Even before he arrived at his destination, he got word from his teammates and friends at Racing Club de France that their pretty pink accessory had become famous among rugby fans.
“I had four friends on the phone who said, ‘You cannot imagine what is happening in Paris. The business and sports press are all talking about the bowtie, bowtie, bowtie.’”
Ever the unconventional and multi-talented athlete, Mesnel, who had also worked as a publicist besides pursuing architecture, suddenly came up with the idea of turning the pink bowtie into a brand. It took him less than a year to figure out how to turn it into one as he launched Eden Park in November of 1988
“[The product] could have been champagne, but then why not the rugby jersey right?”
But as Mensel points out, his kind of jerseys can go beyond the rugby field. “It’s totally and definitely not a fashion item,” the sportsman acknowledged, “but our idea was to transform it a little bit so that we use a thinner jersey and a collar cotton, made to look more elegant with precise sewing.”
Thus, Eden Park’s rugby jersey can be worn on a weekend to play golf or to hang out, and simply to be fashionable.
“The priority of Eden Park today really is to be elegant,” Mensel explained. “If in anyway, the brand reminds the market of rugby then it’s good. But I use rugby [in the business]now as a symbol of dedication because as you know, it is a collective sport that mixes different people. You play for one and a half hours and you forget race, religion, social origin and political direction.”
Mensel, who is still very much involved in the 100-percent French company, is also proud of the fact that Eden Park has designers who travel nonstop around the world to get inspiration for new collections.
“We have designers who go to New York and Tokyo to catch the ‘tendency’,” he expressed. “This tendency [gives direction]on how to use the right checks, the right prints, the right embroideries at the right moment.”
The designers only return to the Paris headquarters—where everything is done from marketing to manufacturing—when they are all set to come up with something “classical in a casual world.”

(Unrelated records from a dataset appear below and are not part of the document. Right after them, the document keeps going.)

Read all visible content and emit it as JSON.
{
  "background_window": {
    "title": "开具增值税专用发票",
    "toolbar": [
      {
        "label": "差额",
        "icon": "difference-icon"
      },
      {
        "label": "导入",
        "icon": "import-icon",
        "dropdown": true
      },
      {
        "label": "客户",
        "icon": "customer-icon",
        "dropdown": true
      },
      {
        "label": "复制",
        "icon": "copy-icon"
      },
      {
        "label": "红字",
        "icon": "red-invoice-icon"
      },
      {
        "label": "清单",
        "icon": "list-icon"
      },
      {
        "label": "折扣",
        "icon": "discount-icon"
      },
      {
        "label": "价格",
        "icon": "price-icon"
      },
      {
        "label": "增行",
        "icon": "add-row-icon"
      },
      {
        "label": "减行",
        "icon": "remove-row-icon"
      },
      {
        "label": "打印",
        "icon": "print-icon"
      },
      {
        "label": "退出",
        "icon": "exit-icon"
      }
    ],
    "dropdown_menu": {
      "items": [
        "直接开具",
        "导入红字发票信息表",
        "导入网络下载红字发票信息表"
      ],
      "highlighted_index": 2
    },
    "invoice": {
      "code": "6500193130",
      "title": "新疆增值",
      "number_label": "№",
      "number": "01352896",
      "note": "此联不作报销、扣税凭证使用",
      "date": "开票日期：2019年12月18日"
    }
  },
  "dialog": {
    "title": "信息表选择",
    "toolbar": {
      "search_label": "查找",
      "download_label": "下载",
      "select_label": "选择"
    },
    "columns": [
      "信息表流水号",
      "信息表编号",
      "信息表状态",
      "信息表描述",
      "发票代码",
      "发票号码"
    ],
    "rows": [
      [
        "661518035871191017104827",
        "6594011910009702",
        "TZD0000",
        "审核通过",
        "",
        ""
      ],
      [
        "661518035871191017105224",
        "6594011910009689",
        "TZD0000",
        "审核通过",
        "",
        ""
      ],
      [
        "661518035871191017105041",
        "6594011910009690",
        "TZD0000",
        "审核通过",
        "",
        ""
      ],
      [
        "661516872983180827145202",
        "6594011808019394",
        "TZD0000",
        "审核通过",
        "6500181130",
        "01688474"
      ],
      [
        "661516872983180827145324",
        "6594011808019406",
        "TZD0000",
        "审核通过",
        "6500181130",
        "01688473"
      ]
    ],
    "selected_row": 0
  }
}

As Mesnel noted, “It is always the game for us to be a little bit classical in this casual world, but to also be dynamic so we don’t miss anything new.”
Eden Park currently has three clothing lines: Casual, which carries rugby jerseys and pique shirts; Vintage for classic cardigans and coats; and Fashion that comprises jeans, trousers, jumpers, and even dresses for women among others. Kids also have a place in Eden Park, as well as accessories, swimwear and shoes.
Today, Eden Park is present in several countries in Europe, the Middle East, Africa and South America. It first entered Asia via China and Taiwan.
Mensel chose the Philippines next, even if rugby is not a popular sport here as a business strategy.
“It’s very important for us to focus on new countries, and Philippines really has so much potential,” he explained. “Secondly, the market is very young and I think we have a brand that is really targeted to the young people.
“The final point is that you are a growing country in Southeast Asia, so after [entering]China and Taiwan, it’s very logical for us to come here.”
But more than the economic aspect of things, Mesnel also believes that there are similarities between France and the Philippines.
“It may be easier for us to come here to the Philippines because our cultures are not so far apart. In some countries, it is hard [to get settled]because everything is different. I think we’ve got the same humor, and I feel more comfortable coming here to Philippines compared to other countries,” he enthused.
Proof that Mensel sees great potential in the Philippines is that following a year of “observing” the market, he wants to “adapt the color, the styles and the identity of Filipinos.” He hopes to implement all these by tapping a Filipino endorser for Eden Park.
“These are all just dreams,” he quickly added. But after everything he has achieved since that faithful year in 1987, nothing seems impossible for one Frank Mensel.
Eden Park is exclusively distributed by Stores Specialists Inc. in the Philippines.